1614 Redbud Street
Kissin Kuzzins is an East Texas query column entering its 45th year. It appears weekly in two East Texas newspapers: The Lufkin Daily News and The Nacogdoches Daily Sentinel. Queries are free, but they must pertain to a Texas ancestor. They may be submitted by e-mail, snail mail or by FAX to 936-552-8999. Please remember to include your snail mailing address
May 24, 2015
George Webb Slaughter (1811-1895) was quite a colorful personality. He was a Texas Revolutionary soldier, Indian fighter and cattleman-preacher of East Texas. His son, C. C. Slaughter, and other sons became rather famous, wealthy and well-known as cattlemen and ranchers. George Webb Slaughter moved to Sabine County, Texas in 1829/30; fought with the Cherokees in Nacogdoches on 31 July or 2 August 1832; freighted goods between Louisiana & Nacogdoches 1832-33; joined Stephen F. Austin’s army in the San Antonio vicinity after the Battle of Gonzales; participated in the Grass Fight on 26 November 1835; became a courier for Sam Houston in January 1836; and presumably delivered a message to William B. Travis at the Alamo; and later in 1839 Cherokee War. Additionally he may have moved Sam Houston’s law library to Nacogdoches. George Webb Slaughter established some 27 churches and baptized 871 people in the 10 East Texas counties of Sabine, Jasper, Newton, San Augustine, Rusk, Nacogdoches, Shelby, Angelina, Panola, and Cherokee from 1844 to 1853. He also worked in the Louisiana parishes of DeSoto, Natchitoches, and Sabine where he organized 7 churches and baptized 362.

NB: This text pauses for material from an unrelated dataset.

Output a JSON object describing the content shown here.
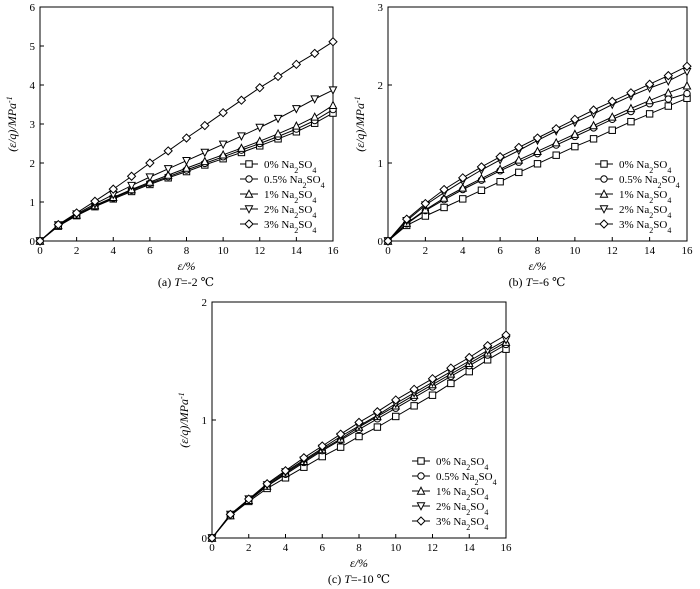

After 1852-3 George Webb Slaughter and his family moved to Freestone County, Texas, from where he drove cattle to Shreveport and continued to increase the size of his herds. While in that area he established 5 churches and baptized 297 people. In 1857 he migrated further west to Palo Pinto County where preached and founded 26 churches, baptized 793, held revivals, and ordained preachers and deacons. In 1870 he moved to Emporia, Kansas, so his children could attend school, while he coordinated the family’s cattle drives at the railhead. During the five years of Kansas residence, George Webb Slaughter organized 5 churches and baptized 97. However, in 1875 he was back in Palo Pinto County where he remained until his death in 1895 at the age of 74,
Michael Butchko is currently working on the founding of the Red Cross in Nacogdoches County. He would like to contact descendants of the following people. This dates from 1917.
Reverend Charles Atwell; Professor R. F. Davis; Mrs. Hal Tucker; H. T. Mast; Edwin Perkins; Elizabeth Tucker; Langston Nelson; and Gillette Tilford. If descendants are still in the area, I would like to hear from them. Please phone 936-205-4655.
Another early Nacogdoches obituary:
Friday, July 12, 1901
KILLED BY A TRAIN
Strange Young Man Crushed Under The Wheels at Blue Jacket, I. T.
The following correspondence explains itself:
Bluejacket, I. T. July 9
To Postmaster, Nacogdoches:
A young man giving his name as Joe Hatton, of your town, was killed by a train or some other unknown way on night of July 7th at this station. He was about 5 feet 6 inches tall as near as could be estimated in his mutilated condition, was about twenty years of age. He was well dressed and showed signs of having seen better days. Please give us information possible.
F. S. Haggerty
From the above correspondence it seems quite sure that the unfortunate young man is Joe Haltom, who left here last December, and was last heard from in Dallas county about three months ago. He is the son of Mr. And Mrs. J. H. Haltom, Sr. and a brother of the editor of The Sentinel. a photograph has been forwarded, a thorough investigation is being made, and we will know in a few days of the certainty or uncertainty of our suspicions that it is Joe Haltom.
JOE HALTOM DEAD
The following telegram was received last night, which confirms the belief that the young man killed by a train at Bluejacket, Indian Territory, was Joe Haltom.
Bluejacket, I. T. July 12. - To R. W. Haltom, Nacogdoches – Joe killed. Buried on right of way. What do? Wire Vinita.
No particulars have been received as there has not been time to get communication by letter.